Pruning is a development-time command that narrows a test plan based on observed learning results. After running in learning mode, some tests return NOT_APPLICABLE for certain devices because the device does not support the command, or the command produces no meaningful data. This is particularly common when mass-importing reusable test automation from a centralized repository, since not all test automation in that repository may be applicable to a given testbed or environment. Pruning removes that excess automatically.

The problem: test plans are written broadly

When authoring a test plan, you typically target entire device groups - "all spines", "all leafs", "the full fabric". This is the right starting point because you want comprehensive coverage. But not every test applies to every device:

  • A spine running a minimal routing stack has no LLDP neighbors to validate.
  • A leaf that does not participate in OSPF has no OSPF state to check.
  • A device on an older software version may not support a particular show command at all.

If you leave these tests in place, every execution produces predictable N/A results. This creates noise in reports, slows down execution, and makes it harder to distinguish real failures from inapplicable tests that were never going to pass.

What pruning does

The huginn prune command inspects the most recent learning run and modifies the test plan to reflect observed reality:

  • Partially applicable tests - When some devices return data but others are N/A, the non-applicable devices are added to target.exclude_devices on the test case definition. The test remains in the plan but skips those specific devices.
  • Fully non-applicable tests - When all devices are N/A, the test is removed from its group entirely. It will not run in any future execution against this testbed.
  • Orphaned definitions (optional) - When a fully non-applicable test is no longer referenced by any group, its test case definition can be deleted from the YAML.

The result is a tighter test plan that only validates what the infrastructure actually supports.

When to prune

Pruning fits into the test plan development lifecycle at a specific point: after initial learning against a new testbed, before you begin building change-validation scenarios.
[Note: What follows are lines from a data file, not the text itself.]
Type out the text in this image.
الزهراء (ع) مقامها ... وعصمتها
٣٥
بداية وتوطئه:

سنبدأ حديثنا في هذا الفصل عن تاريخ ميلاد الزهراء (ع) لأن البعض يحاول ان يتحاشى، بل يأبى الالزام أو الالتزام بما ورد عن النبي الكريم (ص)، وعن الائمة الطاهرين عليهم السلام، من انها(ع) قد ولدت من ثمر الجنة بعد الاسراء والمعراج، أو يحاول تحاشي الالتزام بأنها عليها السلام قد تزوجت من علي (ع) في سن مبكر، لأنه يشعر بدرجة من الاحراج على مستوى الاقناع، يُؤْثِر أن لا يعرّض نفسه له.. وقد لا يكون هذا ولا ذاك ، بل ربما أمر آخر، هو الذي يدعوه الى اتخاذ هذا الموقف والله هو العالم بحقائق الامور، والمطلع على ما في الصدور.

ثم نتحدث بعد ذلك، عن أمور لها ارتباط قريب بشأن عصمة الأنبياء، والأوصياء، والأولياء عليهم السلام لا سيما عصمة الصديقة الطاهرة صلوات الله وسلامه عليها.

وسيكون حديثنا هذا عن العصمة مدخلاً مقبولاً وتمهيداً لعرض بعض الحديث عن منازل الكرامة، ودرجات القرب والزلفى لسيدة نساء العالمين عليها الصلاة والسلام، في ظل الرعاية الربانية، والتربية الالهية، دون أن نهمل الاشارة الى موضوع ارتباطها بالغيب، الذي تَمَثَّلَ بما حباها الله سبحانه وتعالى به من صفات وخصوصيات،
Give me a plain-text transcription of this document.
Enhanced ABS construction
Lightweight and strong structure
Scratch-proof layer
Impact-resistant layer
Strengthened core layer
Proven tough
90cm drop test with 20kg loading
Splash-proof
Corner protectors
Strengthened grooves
1. Author test plan (broad scope)
2. Run learning mode against live testbed
3. Prune non-applicable tests          ← here
4. Build change scenarios (with reconciliation)
5. Execute in testing mode

You typically prune once when onboarding a new testbed or when testbed composition changes significantly (devices added, removed, or upgraded). It is not a recurring runtime operation - once the plan is narrowed, it stays narrowed until the infrastructure changes.

Relationship to reconciliation

Pruning and reconciliation both reshape test scope, but for different reasons:

Concern Pruning Reconciliation
Trigger Device does not support the test Intentional network change alters expected state
Direction Narrows scope (removes tests/devices) Expands scope (creates post-change variants)
Lifecycle Before building scenarios After observing expected failures in a scenario
Frequency Once per testbed onboarding Once per change-validation scenario

In practice, you prune first to eliminate noise, then reconcile to handle intentional state differences. Both are development-time operations that produce a test plan ready for repeated execution.

Why not just remove tests manually?

You could edit the YAML by hand, but the prune command provides:

  • Accuracy - It reads actual learning results rather than relying on human judgment about which devices support which commands.
  • Idempotency - Running prune a second time against the same results is safe. Already-pruned tests are detected and skipped.
  • Validation - After applying changes, the command reloads the modified plan to confirm it is still structurally valid.
  • Auditability - The dry-run mode shows exactly what would change before any files are modified, giving you a chance to review.

For plans with dozens of test cases across many device groups, manual editing is error-prone. Pruning automates the mechanical work of aligning test scope to infrastructure reality.